According to the NHS, symptoms of Ménière's disease include:
Feeling like you or everything around you is spinning (vertigo)
Losing your balance
Ringing or buzzing sounds in 1 or both ears (tinnitus)
Hearing loss
Feeling pressure, discomfort or pain deep inside your ear
Feeling or being sick
AI can accurately diagnose 90% of medical conditions from just the symptoms
Let’s see how Doctor A.I Chat got on overall. Here are the full list of results results:
Medical condition | Results of AI diagnosis |
Athlete's Foot | Correct |
Bacterial vaginosis | Correct |
Baker's cyst | Correct |
Bell's Palsy | Correct |
Bladder stones | Incorrect |
Bronchiolitis | Correct |
Cellulitis | Correct |
Chest infection | Correct |
Conjunctivitis | Correct |
Croup | Correct |
Ear infection | Correct |
Fibroids | Incorrect |
Flu | Correct |
Genital herpes | Correct |
Glue ear | Incorrect |
Gonorrhoea | Incorrect |
Hives | Correct |
Huntington's Disease | Correct |
Inflammatory Bowel Disease | Correct |
Iron deficiency anaemia | Correct |
Lyme disease | Correct |
Mastitis | Correct |
Meningitis | Correct |
Oral thrush | Correct |
Piles (haemorrhoids) | Correct |
Raynaud's | Correct |
Reflux | Correct |
Sciatica | Correct |
Shin splints | Correct |
Shingles | Correct |
Sinusitis | Correct |
Sleep apnoea | Correct |
Stomach ulcer (peptic ulcer) | Correct |
Stye | Correct |
Syphilis | Correct |
Tinnitus | Correct |
Tonsillitis | Correct |
Ulcerative colitis | Correct |
Underactive thyroid (hypothyroidism) | Correct |
Whooping cough | Correct |
AI exhibits an impressive capability to accurately diagnose 90% of common medical conditions based solely on symptoms. After inputting the symptoms of 40 medical conditions (from the NHS site), ChatGPT gave 36 accurate diagnoses out of 40, without even seeing a patient in person.
AI has the potential to swiftly and accurately diagnose illnesses within seconds, offering an accuracy rate of 90% right now. With the prospect of further technological advancements, it raises the question of whether AI could also venture into prescribing treatments with precise dosages? Such a development could revolutionise GP surgeries, addressing the issue of extensive waiting times and the frequent unavailability of face-to-face appointments.

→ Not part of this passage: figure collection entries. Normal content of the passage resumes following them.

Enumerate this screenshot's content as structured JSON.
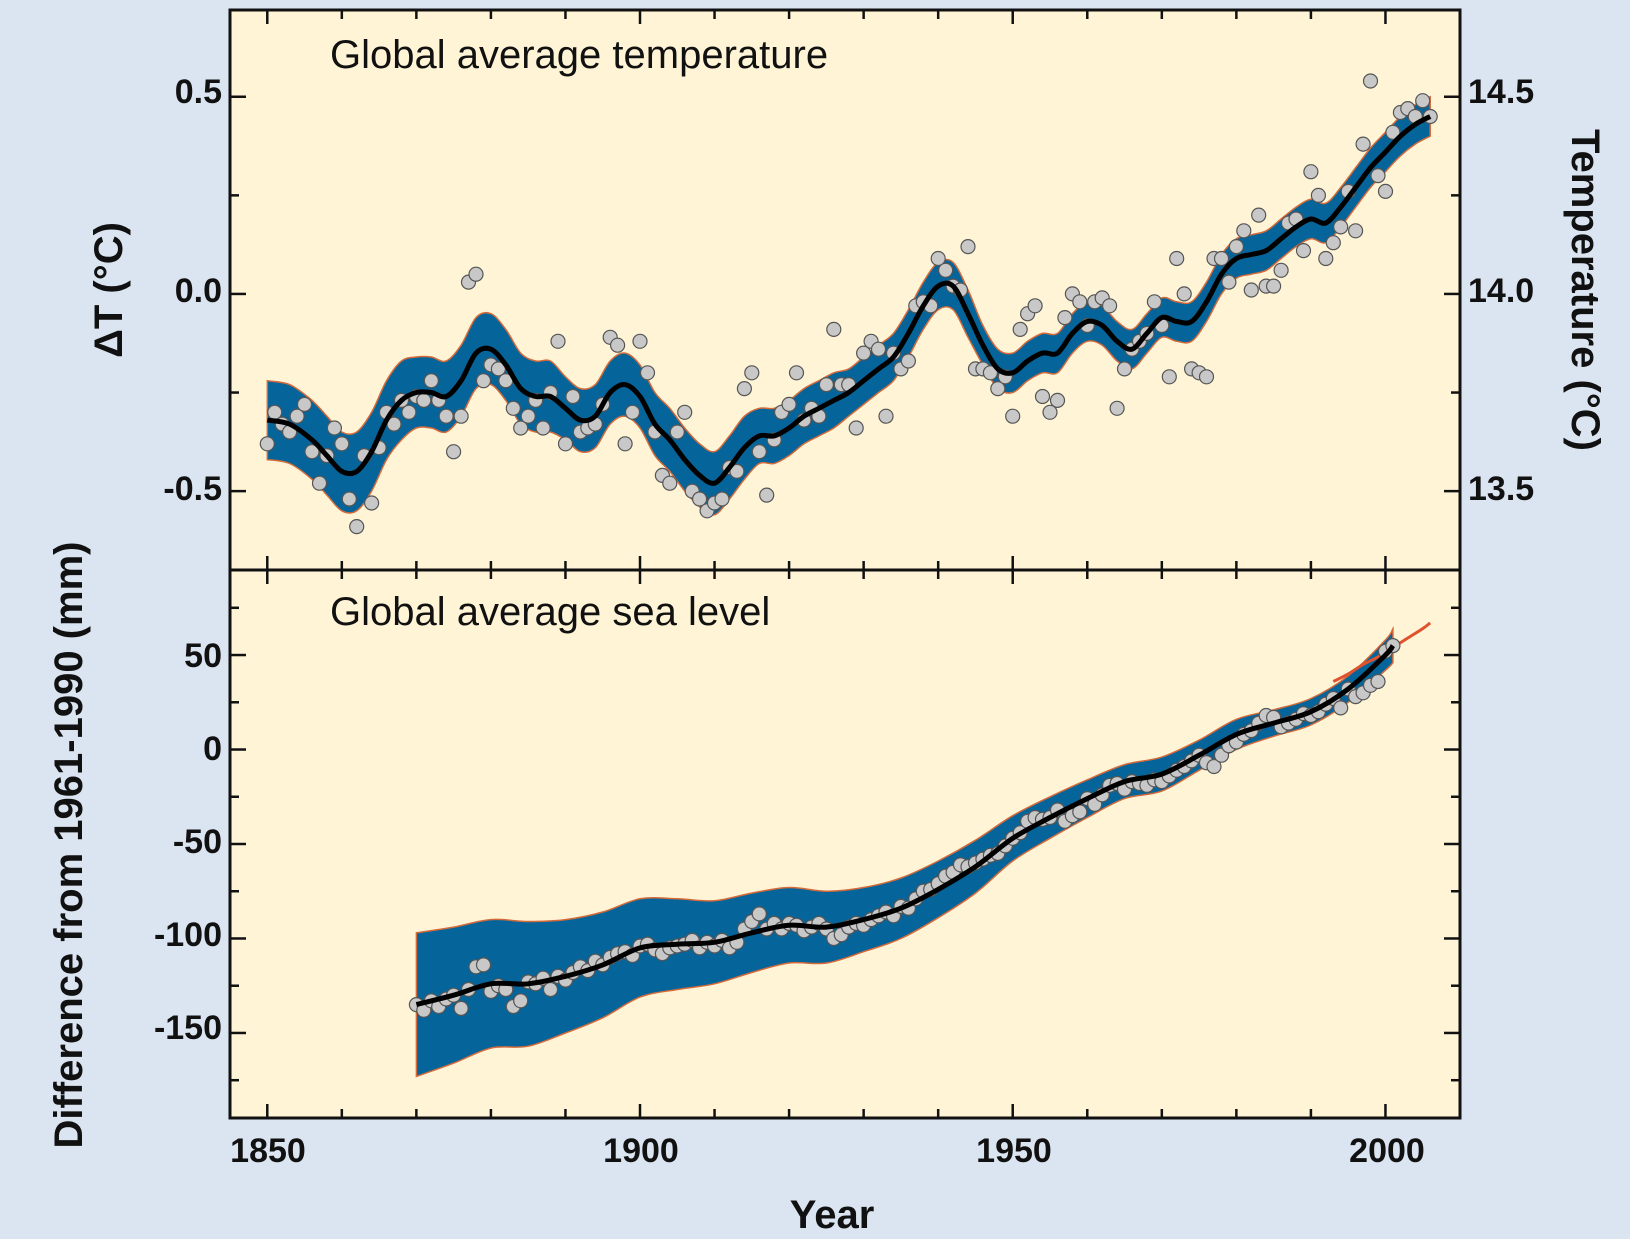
{
  "colors": {
    "background": "#dbe4f1",
    "plot_background": "#fff5d6",
    "uncertainty_band": "#05659b",
    "band_edge": "#d46a3a",
    "smoothed_line": "#000000",
    "annual_points_fill": "#c8c8c8",
    "satellite_line": "#e0522e"
  },
  "chart_data": [
    {
      "type": "line",
      "title": "Global average temperature",
      "xlabel": "Year",
      "ylabel": "ΔT (°C)",
      "ylabel_right": "Temperature (°C)",
      "xlim": [
        1845,
        2010
      ],
      "ylim": [
        -0.7,
        0.72
      ],
      "x_ticks": [
        1850,
        1900,
        1950,
        2000
      ],
      "x_tick_labels": [
        "1850",
        "1900",
        "1950",
        "2000"
      ],
      "y_ticks": [
        0.5,
        0.0,
        -0.5
      ],
      "y_tick_labels": [
        "0.5",
        "0.0",
        "-0.5"
      ],
      "y_right_ticks": [
        0.5,
        0.0,
        -0.5
      ],
      "y_right_tick_labels": [
        "14.5",
        "14.0",
        "13.5"
      ],
      "smoothed": {
        "x": [
          1850,
          1853,
          1856,
          1858,
          1860,
          1862,
          1864,
          1866,
          1868,
          1870,
          1872,
          1874,
          1876,
          1878,
          1880,
          1882,
          1884,
          1886,
          1888,
          1890,
          1892,
          1894,
          1896,
          1898,
          1900,
          1902,
          1904,
          1906,
          1908,
          1910,
          1912,
          1914,
          1916,
          1918,
          1920,
          1922,
          1924,
          1926,
          1928,
          1930,
          1932,
          1934,
          1936,
          1938,
          1940,
          1942,
          1944,
          1946,
          1948,
          1950,
          1952,
          1954,
          1956,
          1958,
          1960,
          1962,
          1964,
          1966,
          1968,
          1970,
          1972,
          1974,
          1976,
          1978,
          1980,
          1982,
          1984,
          1986,
          1988,
          1990,
          1992,
          1994,
          1996,
          1998,
          2000,
          2002,
          2004,
          2006
        ],
        "y": [
          -0.32,
          -0.33,
          -0.37,
          -0.41,
          -0.45,
          -0.45,
          -0.4,
          -0.32,
          -0.27,
          -0.25,
          -0.25,
          -0.26,
          -0.22,
          -0.15,
          -0.14,
          -0.18,
          -0.24,
          -0.26,
          -0.26,
          -0.29,
          -0.32,
          -0.31,
          -0.25,
          -0.23,
          -0.26,
          -0.33,
          -0.37,
          -0.42,
          -0.46,
          -0.48,
          -0.44,
          -0.39,
          -0.36,
          -0.36,
          -0.34,
          -0.31,
          -0.29,
          -0.27,
          -0.25,
          -0.22,
          -0.19,
          -0.16,
          -0.1,
          -0.03,
          0.02,
          0.02,
          -0.05,
          -0.13,
          -0.19,
          -0.2,
          -0.17,
          -0.15,
          -0.15,
          -0.1,
          -0.07,
          -0.08,
          -0.12,
          -0.14,
          -0.1,
          -0.06,
          -0.07,
          -0.07,
          -0.02,
          0.05,
          0.09,
          0.1,
          0.11,
          0.14,
          0.17,
          0.19,
          0.18,
          0.22,
          0.27,
          0.32,
          0.36,
          0.4,
          0.43,
          0.45
        ],
        "band_halfwidth": [
          0.1,
          0.1,
          0.1,
          0.1,
          0.1,
          0.1,
          0.1,
          0.1,
          0.1,
          0.09,
          0.09,
          0.09,
          0.09,
          0.09,
          0.09,
          0.09,
          0.09,
          0.09,
          0.09,
          0.08,
          0.08,
          0.08,
          0.08,
          0.08,
          0.08,
          0.08,
          0.08,
          0.08,
          0.08,
          0.08,
          0.08,
          0.08,
          0.07,
          0.07,
          0.07,
          0.07,
          0.07,
          0.07,
          0.06,
          0.06,
          0.06,
          0.06,
          0.06,
          0.06,
          0.06,
          0.06,
          0.06,
          0.05,
          0.05,
          0.05,
          0.05,
          0.05,
          0.05,
          0.05,
          0.05,
          0.05,
          0.05,
          0.05,
          0.05,
          0.05,
          0.05,
          0.05,
          0.05,
          0.05,
          0.05,
          0.05,
          0.05,
          0.05,
          0.05,
          0.05,
          0.05,
          0.05,
          0.05,
          0.05,
          0.05,
          0.05,
          0.05,
          0.05
        ]
      },
      "annual": {
        "x": [
          1850,
          1851,
          1852,
          1853,
          1854,
          1855,
          1856,
          1857,
          1858,
          1859,
          1860,
          1861,
          1862,
          1863,
          1864,
          1865,
          1866,
          1867,
          1868,
          1869,
          1870,
          1871,
          1872,
          1873,
          1874,
          1875,
          1876,
          1877,
          1878,
          1879,
          1880,
          1881,
          1882,
          1883,
          1884,
          1885,
          1886,
          1887,
          1888,
          1889,
          1890,
          1891,
          1892,
          1893,
          1894,
          1895,
          1896,
          1897,
          1898,
          1899,
          1900,
          1901,
          1902,
          1903,
          1904,
          1905,
          1906,
          1907,
          1908,
          1909,
          1910,
          1911,
          1912,
          1913,
          1914,
          1915,
          1916,
          1917,
          1918,
          1919,
          1920,
          1921,
          1922,
          1923,
          1924,
          1925,
          1926,
          1927,
          1928,
          1929,
          1930,
          1931,
          1932,
          1933,
          1934,
          1935,
          1936,
          1937,
          1938,
          1939,
          1940,
          1941,
          1942,
          1943,
          1944,
          1945,
          1946,
          1947,
          1948,
          1949,
          1950,
          1951,
          1952,
          1953,
          1954,
          1955,
          1956,
          1957,
          1958,
          1959,
          1960,
          1961,
          1962,
          1963,
          1964,
          1965,
          1966,
          1967,
          1968,
          1969,
          1970,
          1971,
          1972,
          1973,
          1974,
          1975,
          1976,
          1977,
          1978,
          1979,
          1980,
          1981,
          1982,
          1983,
          1984,
          1985,
          1986,
          1987,
          1988,
          1989,
          1990,
          1991,
          1992,
          1993,
          1994,
          1995,
          1996,
          1997,
          1998,
          1999,
          2000,
          2001,
          2002,
          2003,
          2004,
          2005,
          2006
        ],
        "y": [
          -0.38,
          -0.3,
          -0.33,
          -0.35,
          -0.31,
          -0.28,
          -0.4,
          -0.48,
          -0.41,
          -0.34,
          -0.38,
          -0.52,
          -0.59,
          -0.41,
          -0.53,
          -0.39,
          -0.3,
          -0.33,
          -0.27,
          -0.3,
          -0.26,
          -0.27,
          -0.22,
          -0.27,
          -0.31,
          -0.4,
          -0.31,
          0.03,
          0.05,
          -0.22,
          -0.18,
          -0.19,
          -0.22,
          -0.29,
          -0.34,
          -0.31,
          -0.27,
          -0.34,
          -0.25,
          -0.12,
          -0.38,
          -0.26,
          -0.35,
          -0.34,
          -0.33,
          -0.28,
          -0.11,
          -0.13,
          -0.38,
          -0.3,
          -0.12,
          -0.2,
          -0.35,
          -0.46,
          -0.48,
          -0.35,
          -0.3,
          -0.5,
          -0.52,
          -0.55,
          -0.53,
          -0.52,
          -0.44,
          -0.45,
          -0.24,
          -0.2,
          -0.4,
          -0.51,
          -0.37,
          -0.3,
          -0.28,
          -0.2,
          -0.32,
          -0.29,
          -0.31,
          -0.23,
          -0.09,
          -0.23,
          -0.23,
          -0.34,
          -0.15,
          -0.12,
          -0.14,
          -0.31,
          -0.15,
          -0.19,
          -0.17,
          -0.03,
          -0.02,
          -0.03,
          0.09,
          0.06,
          0.02,
          0.01,
          0.12,
          -0.19,
          -0.19,
          -0.2,
          -0.24,
          -0.21,
          -0.31,
          -0.09,
          -0.05,
          -0.03,
          -0.26,
          -0.3,
          -0.27,
          -0.06,
          0.0,
          -0.02,
          -0.08,
          -0.02,
          -0.01,
          -0.03,
          -0.29,
          -0.19,
          -0.14,
          -0.12,
          -0.1,
          -0.02,
          -0.08,
          -0.21,
          0.09,
          0.0,
          -0.19,
          -0.2,
          -0.21,
          0.09,
          0.09,
          0.03,
          0.12,
          0.16,
          0.01,
          0.2,
          0.02,
          0.02,
          0.06,
          0.18,
          0.19,
          0.11,
          0.31,
          0.25,
          0.09,
          0.13,
          0.17,
          0.26,
          0.16,
          0.38,
          0.54,
          0.3,
          0.26,
          0.41,
          0.46,
          0.47,
          0.45,
          0.49,
          0.45
        ]
      }
    },
    {
      "type": "line",
      "title": "Global average sea level",
      "xlabel": "Year",
      "ylabel": "Difference from 1961-1990 (mm)",
      "xlim": [
        1845,
        2010
      ],
      "ylim": [
        -195,
        95
      ],
      "x_ticks": [
        1850,
        1900,
        1950,
        2000
      ],
      "x_tick_labels": [
        "1850",
        "1900",
        "1950",
        "2000"
      ],
      "y_ticks": [
        50,
        0,
        -50,
        -100,
        -150
      ],
      "y_tick_labels": [
        "50",
        "0",
        "-50",
        "-100",
        "-150"
      ],
      "smoothed": {
        "x": [
          1870,
          1875,
          1880,
          1885,
          1890,
          1895,
          1900,
          1905,
          1910,
          1915,
          1920,
          1925,
          1930,
          1935,
          1940,
          1945,
          1950,
          1955,
          1960,
          1965,
          1970,
          1975,
          1980,
          1985,
          1990,
          1995,
          2000,
          2001
        ],
        "y": [
          -135,
          -130,
          -124,
          -124,
          -120,
          -114,
          -105,
          -103,
          -102,
          -97,
          -93,
          -94,
          -90,
          -84,
          -74,
          -62,
          -47,
          -36,
          -26,
          -17,
          -13,
          -3,
          8,
          14,
          20,
          32,
          50,
          55
        ],
        "band_halfwidth": [
          38,
          36,
          34,
          33,
          30,
          28,
          26,
          24,
          22,
          21,
          20,
          19,
          17,
          16,
          15,
          14,
          12,
          11,
          10,
          9,
          9,
          8,
          8,
          7,
          7,
          7,
          8,
          9
        ]
      },
      "annual": {
        "x": [
          1870,
          1871,
          1872,
          1873,
          1874,
          1875,
          1876,
          1877,
          1878,
          1879,
          1880,
          1881,
          1882,
          1883,
          1884,
          1885,
          1886,
          1887,
          1888,
          1889,
          1890,
          1891,
          1892,
          1893,
          1894,
          1895,
          1896,
          1897,
          1898,
          1899,
          1900,
          1901,
          1902,
          1903,
          1904,
          1905,
          1906,
          1907,
          1908,
          1909,
          1910,
          1911,
          1912,
          1913,
          1914,
          1915,
          1916,
          1917,
          1918,
          1919,
          1920,
          1921,
          1922,
          1923,
          1924,
          1925,
          1926,
          1927,
          1928,
          1929,
          1930,
          1931,
          1932,
          1933,
          1934,
          1935,
          1936,
          1937,
          1938,
          1939,
          1940,
          1941,
          1942,
          1943,
          1944,
          1945,
          1946,
          1947,
          1948,
          1949,
          1950,
          1951,
          1952,
          1953,
          1954,
          1955,
          1956,
          1957,
          1958,
          1959,
          1960,
          1961,
          1962,
          1963,
          1964,
          1965,
          1966,
          1967,
          1968,
          1969,
          1970,
          1971,
          1972,
          1973,
          1974,
          1975,
          1976,
          1977,
          1978,
          1979,
          1980,
          1981,
          1982,
          1983,
          1984,
          1985,
          1986,
          1987,
          1988,
          1989,
          1990,
          1991,
          1992,
          1993,
          1994,
          1995,
          1996,
          1997,
          1998,
          1999,
          2000,
          2001
        ],
        "y": [
          -135,
          -138,
          -133,
          -136,
          -132,
          -130,
          -137,
          -127,
          -115,
          -114,
          -128,
          -125,
          -127,
          -136,
          -133,
          -123,
          -124,
          -121,
          -127,
          -120,
          -122,
          -118,
          -115,
          -117,
          -112,
          -114,
          -110,
          -108,
          -107,
          -109,
          -104,
          -103,
          -106,
          -108,
          -105,
          -104,
          -103,
          -101,
          -105,
          -102,
          -104,
          -101,
          -105,
          -102,
          -95,
          -91,
          -87,
          -95,
          -92,
          -95,
          -92,
          -93,
          -96,
          -94,
          -92,
          -95,
          -100,
          -98,
          -94,
          -92,
          -93,
          -90,
          -88,
          -86,
          -88,
          -83,
          -84,
          -79,
          -75,
          -74,
          -71,
          -67,
          -65,
          -61,
          -62,
          -60,
          -58,
          -56,
          -55,
          -51,
          -47,
          -44,
          -38,
          -36,
          -37,
          -36,
          -32,
          -38,
          -35,
          -33,
          -26,
          -29,
          -24,
          -19,
          -18,
          -21,
          -17,
          -18,
          -19,
          -16,
          -17,
          -14,
          -11,
          -9,
          -6,
          -3,
          -7,
          -9,
          -3,
          2,
          4,
          8,
          10,
          14,
          18,
          17,
          12,
          14,
          16,
          19,
          18,
          20,
          24,
          27,
          22,
          32,
          28,
          30,
          34,
          36,
          52,
          55
        ]
      },
      "satellite": {
        "x": [
          1993,
          1995,
          1997,
          1999,
          2001,
          2003,
          2005,
          2006
        ],
        "y": [
          36,
          40,
          45,
          49,
          54,
          59,
          64,
          67
        ]
      }
    }
  ]
}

Is AI ready to become a doctor?
Despite these promising possibilities, it is important to acknowledge the limitations of AI in the medical realm. AI lacks nuance, a patient’s personal medical history, and it obviously can’t conduct physical examinations right now. Plus, most importantly, trust with the public will need to be established, and is a significant hurdle to overcome.
However, even within these constraints, AI has the potential to substantially reduce the time doctors spend on diagnoses, assist in improving the accuracy of diagnoses made by human professionals, and enhance overall patient care.
This is just the beginning of AI's integration into the medical field. With our experiment suggesting an accuracy rate of 90% in diagnosing common medical conditions, this highlights its potential.
Could the initial step be medical professionals harnessing AI for faster patient care?
Methodology
We selected a random sample of 40 medical conditions from the NHS site that patients would typically seek a GP's diagnosis for initially. We input the exact symptoms listed on the NHS website for each condition and asked ChatGPT to provide a diagnosis. If ChatGPT suggested the correct medical condition in its response, we marked it as a correct diagnosis. If the correct diagnosis was absent from its suggestions, we marked it as an incorrect diagnosis.